We’re in the middle of a seismic generational shift, and the bar and nightclub business is among the most affected by the changes.
According to the Insider Magazine, which dubs itself “The guidebolok to millennial culture,” bars and nightclubs are closing their doors in droves and liquor sales are dropping around the word. In its report “Bid Farewell: Why Millennials are Abandoning Nightclubs,” Insider states that millennials – those born between the years 1977 and 1994 – are a target market for the industry but bar and nightclub owners are missing the mark on bringing them in.
Dale Malone, owner of Dukes and Boots just west of Sedalia’s city limits, has watched his crowds decline in recent years. Malone is a hospitality industry veteran, with 40 years of experience owning and operating bars and restaurants as well as doing consulting across the country. Still, what is happening today is new to him.
Malone noted that with past generations, there was “a need for social interaction on a live level with actual, physical touching and seeing and talking and being with people.” He recalled the days when scores of young adults would “cruise the strip” in Sedalia; on weekend nights, the streets and parking lots were full of people from not only Sedalia but all across the county, “and we all seemed to get along.”

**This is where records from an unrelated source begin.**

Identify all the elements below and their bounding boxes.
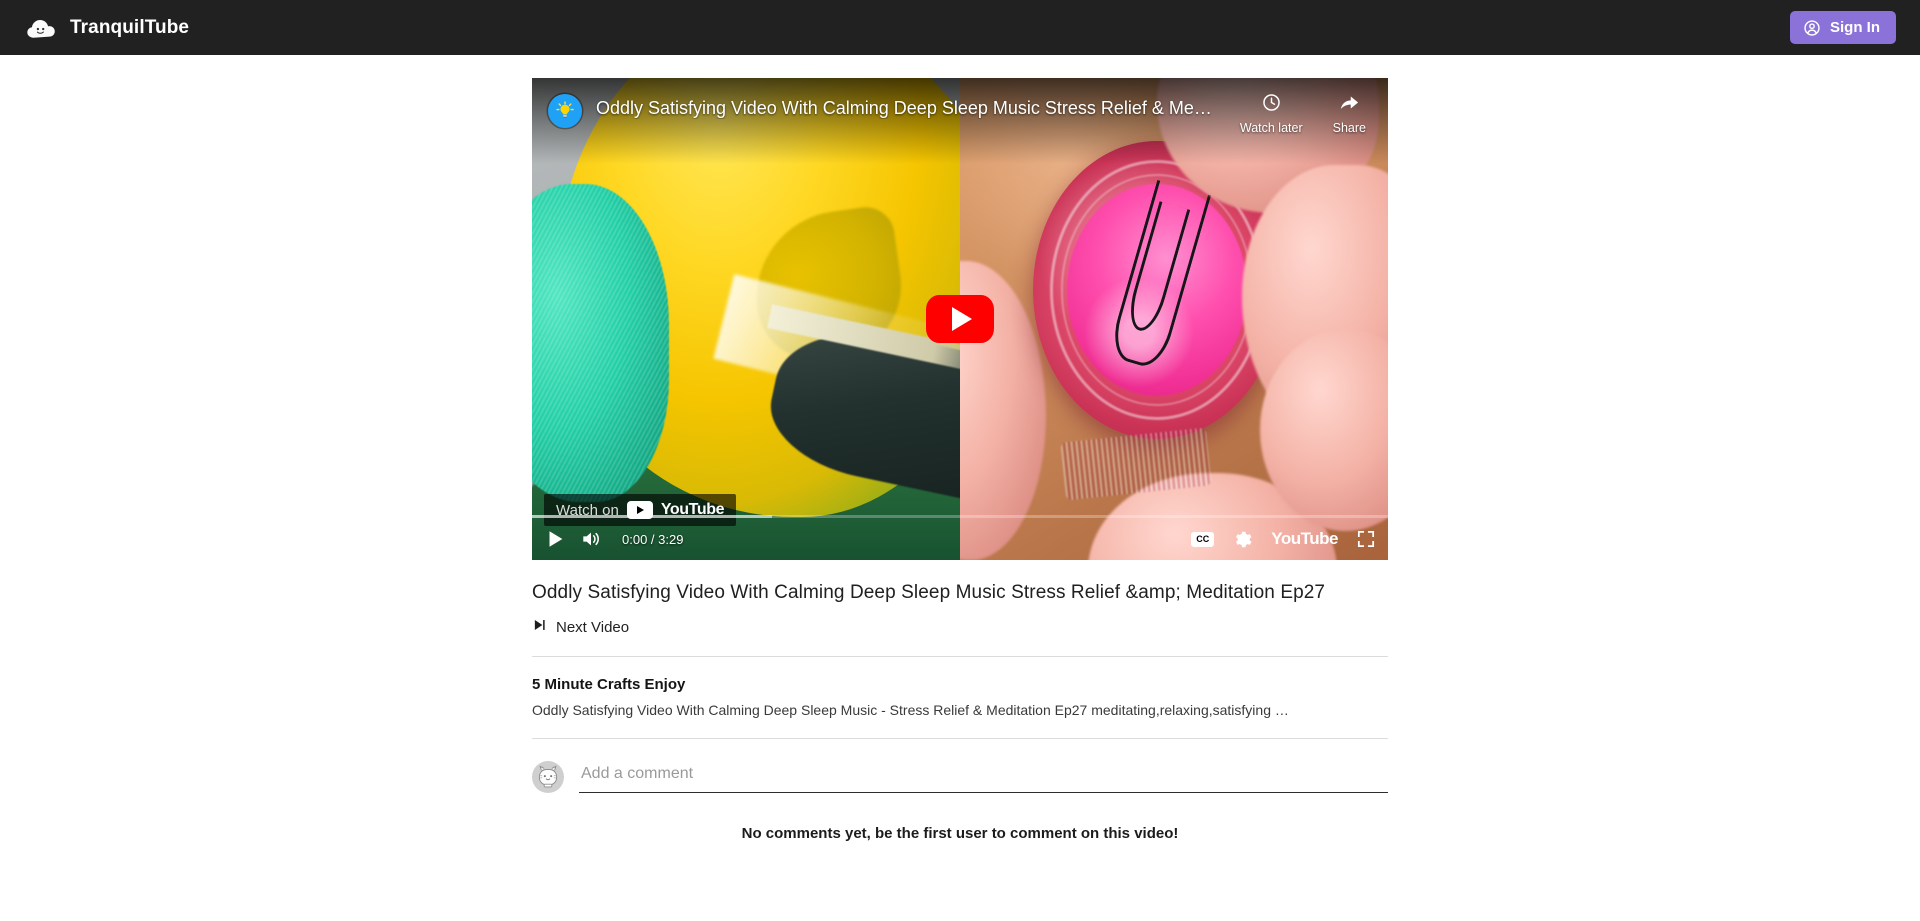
user-circle-icon xyxy=(1803,19,1821,37)
player-header-actions: Watch later Share xyxy=(1240,92,1372,135)
player-overlay-header: Oddly Satisfying Video With Calming Deep… xyxy=(532,78,1388,150)
watch-later-button[interactable]: Watch later xyxy=(1240,92,1303,135)
sign-in-label: Sign In xyxy=(1830,19,1880,36)
brand[interactable]: TranquilTube xyxy=(26,16,189,40)
comment-input-row xyxy=(532,739,1388,793)
next-video-button[interactable]: Next Video xyxy=(532,618,1388,636)
share-arrow-icon xyxy=(1338,92,1360,116)
video-title: Oddly Satisfying Video With Calming Deep… xyxy=(532,582,1326,603)
lightbulb-icon[interactable] xyxy=(548,94,582,128)
play-icon xyxy=(952,307,972,331)
thumbnail-right-pane xyxy=(960,78,1388,560)
channel-name[interactable]: 5 Minute Crafts Enjoy xyxy=(532,676,1388,693)
channel-description: Oddly Satisfying Video With Calming Deep… xyxy=(532,702,1289,718)
no-comments-message: No comments yet, be the first user to co… xyxy=(741,825,1179,842)
captions-button[interactable]: CC xyxy=(1191,531,1215,547)
video-player[interactable]: Oddly Satisfying Video With Calming Deep… xyxy=(532,78,1388,560)
time-display: 0:00 / 3:29 xyxy=(622,531,684,547)
content-column: Oddly Satisfying Video With Calming Deep… xyxy=(532,55,1388,842)
skip-next-icon xyxy=(532,618,547,636)
app-header: TranquilTube Sign In xyxy=(0,0,1920,55)
page-body: Oddly Satisfying Video With Calming Deep… xyxy=(0,55,1920,842)
thumbnail-left-pane xyxy=(532,78,960,560)
share-label: Share xyxy=(1332,121,1366,135)
play-button-small[interactable] xyxy=(544,528,566,550)
player-video-title[interactable]: Oddly Satisfying Video With Calming Deep… xyxy=(596,98,1216,119)
channel-info: 5 Minute Crafts Enjoy Oddly Satisfying V… xyxy=(532,657,1388,718)
cat-avatar-icon xyxy=(532,761,564,793)
comment-input[interactable] xyxy=(579,761,1388,793)
brand-name: TranquilTube xyxy=(70,16,190,38)
watch-later-label: Watch later xyxy=(1239,121,1303,135)
clock-icon xyxy=(1261,92,1282,116)
player-controls: 0:00 / 3:29 CC YouTube xyxy=(532,518,1388,560)
cloud-smiley-icon xyxy=(26,16,56,40)
youtube-logo-control[interactable]: YouTube xyxy=(1271,529,1338,549)
share-button[interactable]: Share xyxy=(1333,92,1366,135)
fullscreen-icon[interactable] xyxy=(1356,529,1376,549)
volume-icon[interactable] xyxy=(580,528,602,550)
play-button-large[interactable] xyxy=(926,295,994,343)
gear-icon[interactable] xyxy=(1232,529,1253,550)
next-video-label: Next Video xyxy=(556,618,630,636)
sign-in-button[interactable]: Sign In xyxy=(1790,11,1896,44)
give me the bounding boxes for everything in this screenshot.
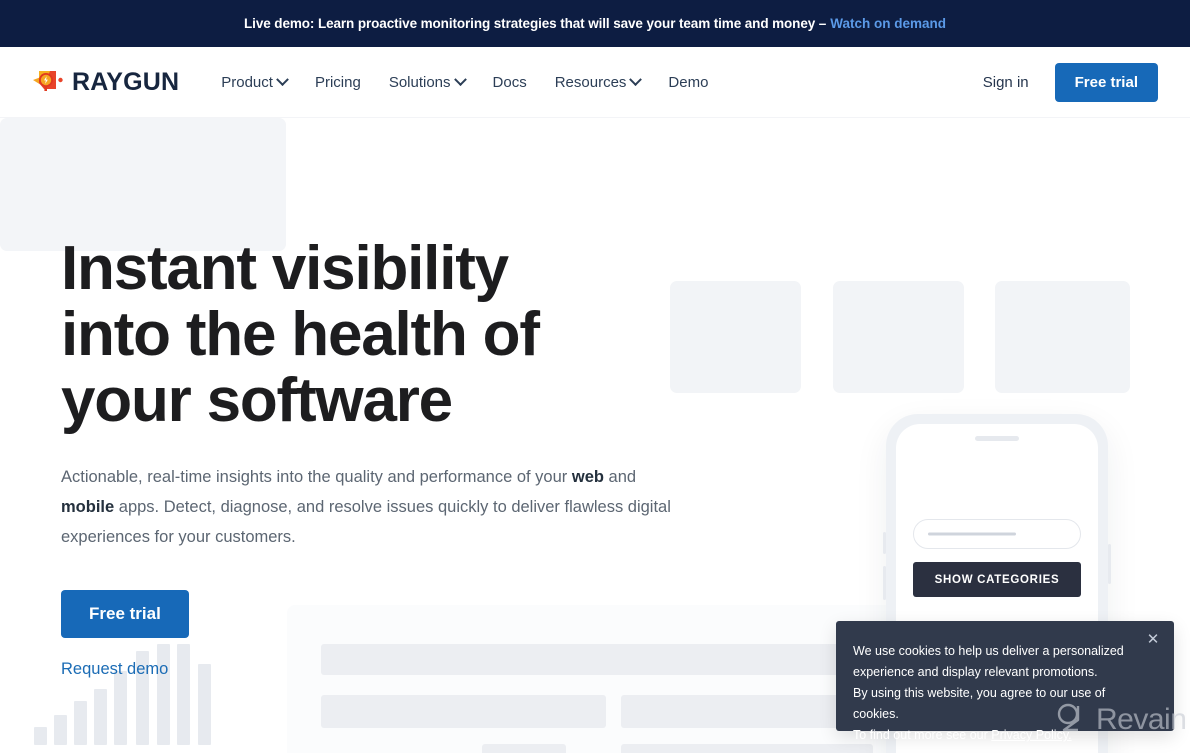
bar (54, 715, 67, 745)
phone-volume-down-button (883, 566, 886, 600)
nav-item-demo[interactable]: Demo (668, 74, 708, 91)
bar (94, 689, 107, 745)
main-navigation: Product Pricing Solutions Docs Resources… (221, 72, 708, 91)
request-demo-link[interactable]: Request demo (61, 660, 168, 679)
nav-label: Pricing (314, 73, 361, 91)
close-icon[interactable]: ✕ (1144, 631, 1162, 649)
nav-label: Docs (492, 73, 527, 91)
nav-item-pricing[interactable]: Pricing (315, 74, 361, 91)
cookie-line-1: We use cookies to help us deliver a pers… (853, 644, 1124, 658)
header-actions: Sign in Free trial (983, 62, 1158, 102)
site-header: RAYGUN Product Pricing Solutions Docs Re… (0, 47, 1190, 118)
phone-search-input[interactable] (913, 519, 1081, 549)
watch-on-demand-link[interactable]: Watch on demand (830, 16, 946, 31)
bar (114, 671, 127, 745)
hero-subtitle-part3: apps. Detect, diagnose, and resolve issu… (61, 498, 671, 546)
logo-text: RAYGUN (72, 67, 180, 96)
hero-subtitle-part2: and (603, 468, 637, 486)
cookie-line-4: To find out more see our (853, 728, 992, 742)
cookie-line-2: experience and display relevant promotio… (853, 665, 1098, 679)
free-trial-button-hero[interactable]: Free trial (61, 590, 189, 638)
phone-power-button (1108, 544, 1111, 584)
chevron-down-icon (629, 72, 643, 86)
bar (74, 701, 87, 745)
nav-item-solutions[interactable]: Solutions (388, 72, 467, 91)
nav-item-resources[interactable]: Resources (554, 72, 643, 91)
show-categories-button[interactable]: SHOW CATEGORIES (913, 562, 1081, 597)
dashboard-row (621, 744, 873, 753)
raygun-icon (32, 67, 64, 97)
page-title: Instant visibility into the health of yo… (61, 234, 540, 435)
nav-item-docs[interactable]: Docs (493, 74, 527, 91)
bar (34, 727, 47, 745)
phone-input-placeholder-line (928, 532, 1016, 536)
nav-label: Resources (554, 73, 627, 91)
revain-watermark-text: Revain (1096, 702, 1187, 736)
phone-speaker-icon (975, 436, 1019, 441)
free-trial-button-header[interactable]: Free trial (1054, 62, 1158, 102)
hero-subtitle: Actionable, real-time insights into the … (61, 462, 673, 552)
logo[interactable]: RAYGUN (32, 67, 179, 97)
nav-item-product[interactable]: Product (221, 72, 289, 91)
hero-cta-group: Free trial Request demo (61, 590, 686, 679)
chevron-down-icon (276, 72, 289, 86)
announcement-bar: Live demo: Learn proactive monitoring st… (0, 0, 1190, 47)
hero-subtitle-bold-mobile: mobile (61, 498, 115, 516)
hero-copy: Instant visibility into the health of yo… (61, 236, 686, 679)
revain-logo-icon (1053, 700, 1087, 739)
nav-label: Product (221, 73, 273, 91)
nav-label: Solutions (388, 73, 451, 91)
hero-subtitle-part1: Actionable, real-time insights into the … (61, 468, 572, 486)
dashboard-row (321, 695, 606, 728)
nav-label: Demo (668, 73, 709, 91)
revain-watermark: Revain (1053, 700, 1187, 739)
phone-volume-up-button (883, 532, 886, 554)
chevron-down-icon (453, 72, 467, 86)
announcement-text: Live demo: Learn proactive monitoring st… (244, 16, 827, 31)
sign-in-link[interactable]: Sign in (983, 74, 1029, 91)
hero-subtitle-bold-web: web (571, 468, 604, 486)
placeholder-bar-chart (0, 118, 286, 745)
dashboard-row (482, 744, 566, 753)
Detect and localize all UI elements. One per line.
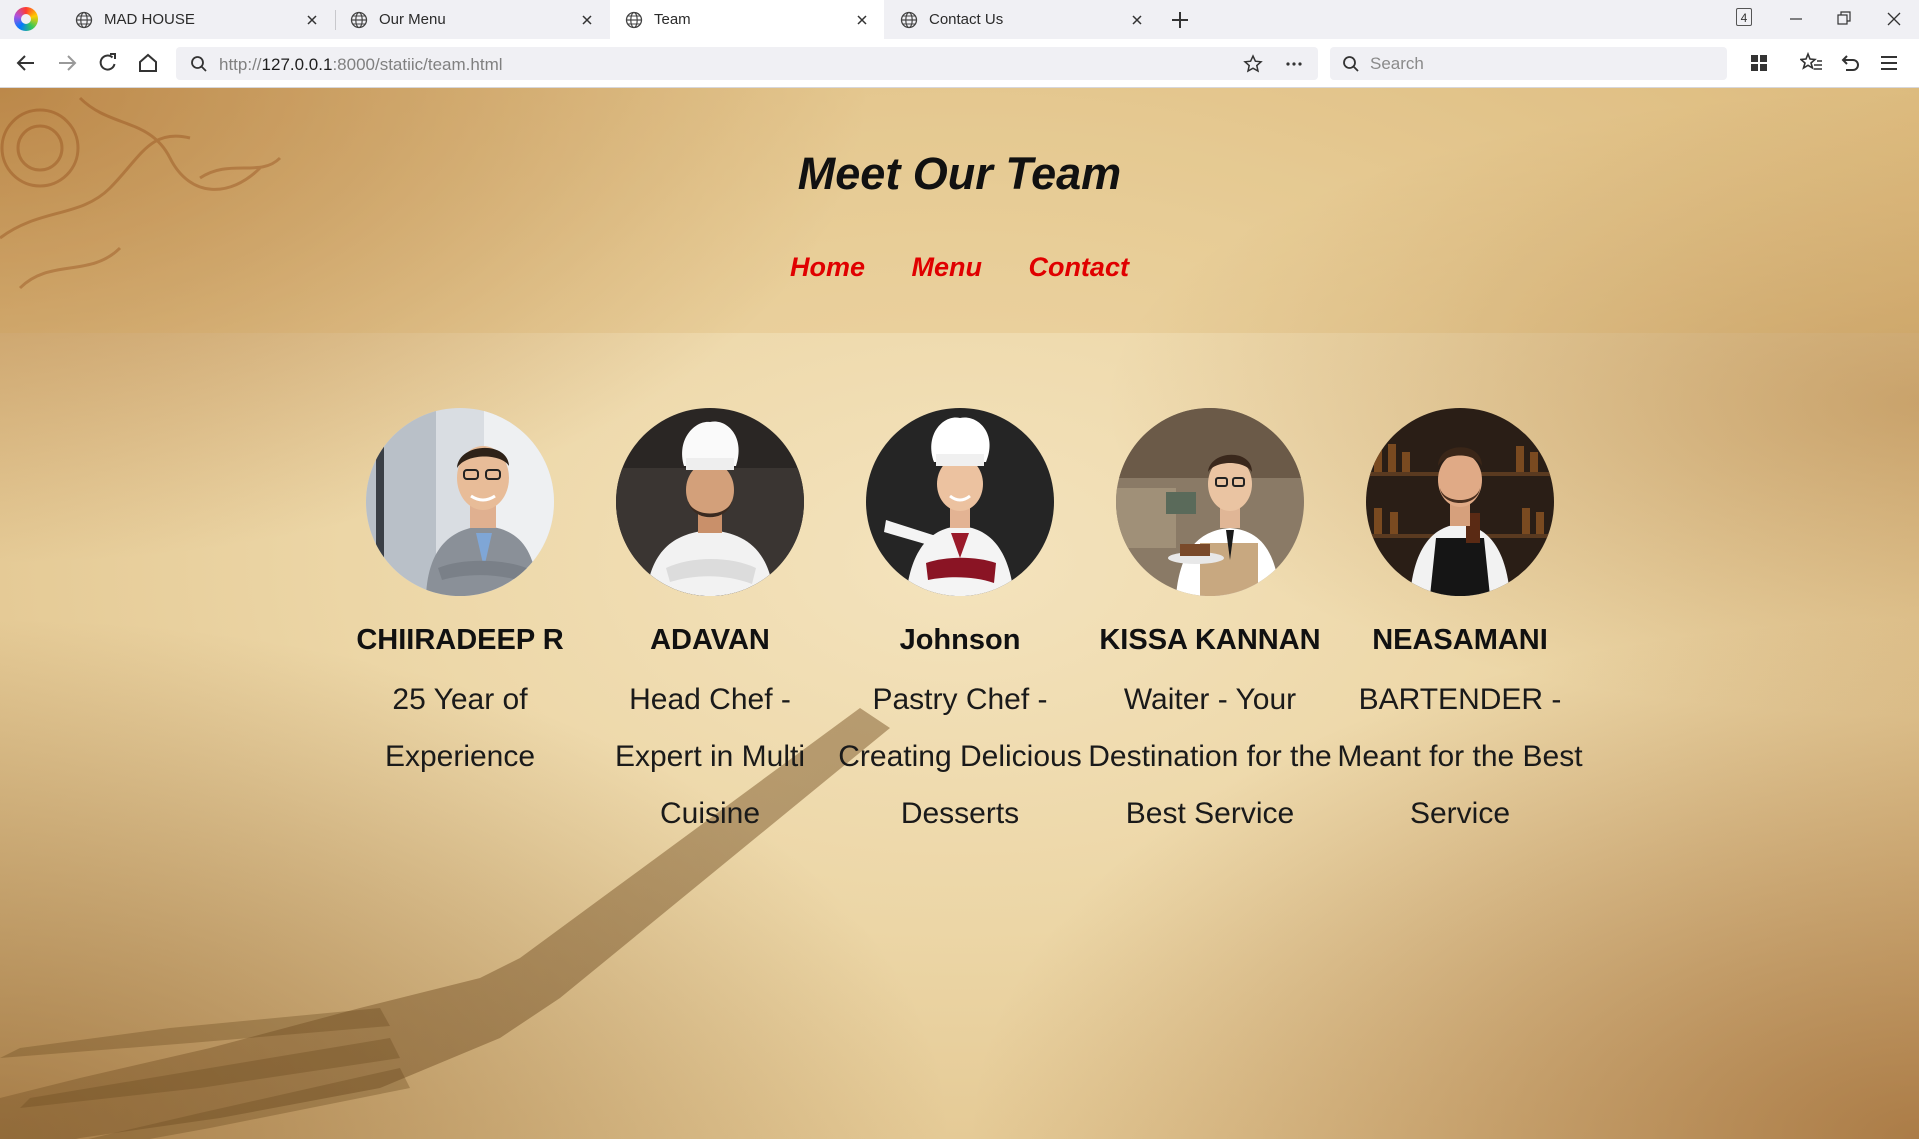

But today, “Social media has taken the place of social physicality,” Malone said. “You can stay at your house by yourself and go on a Netflix binge … and call the pizza guy and they bring it to you. You’re also on your smartphone or tablet and you’re in touch with everybody – whether it is on Facebook or Instagram or Snapchat or Twitter. They don’t need as much to go out and physically interact because there are sites like Tinder and Periscope … where you can meet people.”
And before you think this is just Malone going on a Grumpy Old Man rant, understand that all generations have shifted from those that came before them. But one constant has been the restaurant and bar industry; while times and tastes changed, establishments changed to ensure they could keep their crowds coming – but the crowds came out. Now, while restaurants are still doing fairly well, bars and nightclubs are struggling.
“This is a nationwide trend,” Malone said. “For the first time, there is not a new demographic replacing the people who, when they start getting into their mid to late 20s, start getting married, start getting job promotions, don’t want to stay out until 2 in the morning. … There is still some of that demographic coming out, there always will be.”
But those numbers are declining, and Malone has a theory about the cause. Throughout the years, when there was an economic downturn, bars “generally do very well,” he said, “not to drink your problems away, but because it is a great value. For $20, you can have a few drinks with friends, dance, have fun.” But after the economy hit rock bottom in 2008, there was no bounceback.
Malone said one byproduct of that period is the practice of “pregaming:” a group gathers at friend’s house to drink and socialize before going to bars.
“Over the course of eight years … 18-year-olds (in 2008) are now 26 – that is the demographic that is missing,” he said. “They taught themselves to sit around for that couple of hours with music turned down, having cocktails, actually having conversation.”
Those who contend that going out today is more expensive than in the past are off base. Millennials have grown up with expensive technology in their hands and infinite possibilities at their disposal. They can shop online through their phone, watch their favorite TV shows and movies on their own schedule and connect with the world without getting out of their pajamas. They simply choose to spend their money on different ways to be social.
“Where I am perplexed is how am I going to reach these kids, and if I do, how am I going to convince them to come out?” Malone said. One option is to match a trend that is working in larger markets across the county – a kind of “all night pregame” that replaces a dance floor with grouped seating, thumping beats for low music and longnecks with higher-end cocktails and craft beers. But what works in New York won’t necessarily work in Sedalia.
Malone said he is open to suggestions – those millennials can find him on Facebook, Twitter and Instagram to share their ideas.
Bob Satnan is the communications director for Sedalia School District 200.